Salah satu penerapan pengendalian penyakit hama terpadu pada tanaman padi adalah penerapan pola tanam jajar legowo, yaitu menanam dengan jarak tanam
20cm x 40cm dan disetiap jarak terdapat satu baris dikosongkan. Teknik penanaman ini sangat bermanfaat dalam mengurangi dampak negatif
adanya perubahan cuaca ekstrim. Manfaat dari penerapan pola penanaman tersebut yaitu mengurangi serangan hama dan penyakit tanaman karena sirkulasi
udara dan cahaya matahari bebas keluar masuk pada baris tanam yang dikosongkan, serta mempermudah proses pemupukan dan penyemprotan karena
baris tanam yang lurus dan teratur.

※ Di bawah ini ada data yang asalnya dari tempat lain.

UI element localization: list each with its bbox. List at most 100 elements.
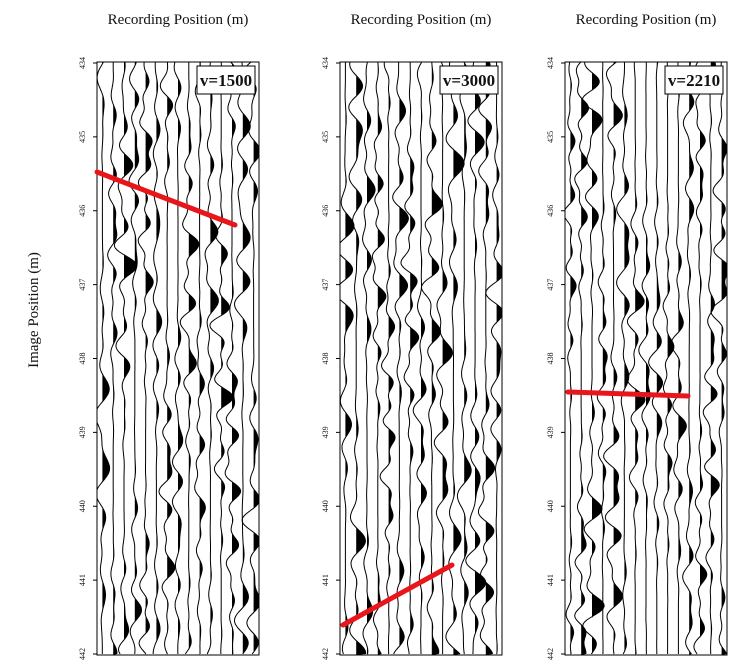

Sebanyak 25 petani sudah menerapkan teknik penanaman dengan pola penanaman jajar legowo sebagai salah satu bentuk
adaptasi dalam menghadapi perubahan cuaca ekstrim sedangkan sisanya, sebesar 75 atau sebanyak 30 orang petani masih mempertahankan teknik penanam
sesuai kebiasan mereka yaitu pola penanaman tegel.
6. Menggeser Waktu Tanam
Dampak yang dihadapi petani ketika terjadi perubahan cuaca pada musim tanam padi adalah masa tanam padi pasca perubahan cuaca tersebut mengalami
pergeseran waktu tanam. Sebesar 35 atau sebanyak 14 orang petani melakukan penyesuaian menghadapi perubahan cuaca dengan cara tersebut. Lahan sawah
akan dibiarkan kosong bera atau diistirahatkan selama pergeseran waktu tanam yang dilakukan, hal tersebut berakibat pada hilangnya penerimaan tidak langsung
yang bisa petan peroleh dari manfaat lahan tersebut.
6.3.1 Biaya Adaptasi
Pilihan beberapa jenis adaptasi yang dilakukan oleh petani tidak terlepas dari sejumlah biaya baik langsung maupun tidak langsung yang dikeluarkan
dalam menghadapi perubahan cuaca. Biaya tersebut merupakan biaya pencegahan yang dikeluarkan oleh petani untuk menghindari dampak negatif kerugian yang
lebih besar atas risiko kegagalan pertanian padi. Biaya langsung adalah biaya tunai yang dirasakan langsung pengeluarannya oleh petani seperti biaya
penyesuain ketika menambahkan benih, pestisida, tenaga kerja, biaya pengontrolan tata air, biaya ketika menerapkan pola tanam terpadu yaitu pola
penanaman jajar legowo. Biaya adaptasi tidak langsung adalah biaya yang dirasakan dampaknya secara tidak langsung, tidak dengan pengeluaran tunai
melainkan melalui penurunan hasil produksi, yang pada akhirnya menurunkan pendapatan petani. Adaptasi petani ketika menggeser waktu tanam tidak termasuk
dalam kategori pengeluaran biaya baik langsung ataupun tidak langsung, karena perubahan waktu tanam yang terjadi setelah kejadian cuaca ekstrim pada masa
tanam sebelumnya, dampak dari cuaca yang berkelanjutan membuat masa tanam selanjutnya menjadi bergeser. Biaya-biaya adaptasi yang dilakukan masing-
masing petani dapat dilihat pada Lampiran 9. Terjadi peningkatan serangan hama penyakit tanaman padi pada musim
tanam ke dua di tahun 2013 menyebabkan peningkatan biaya dalam penggunaan obat semprot. Biaya rata-rata adaptasi petani yang melakukan penambahan input
pestisida sebesar Rp.174 887 per hektar. Penambahan pestisida sebanding dengan penambahan frekuensi dalam kegiatan penyemprotan.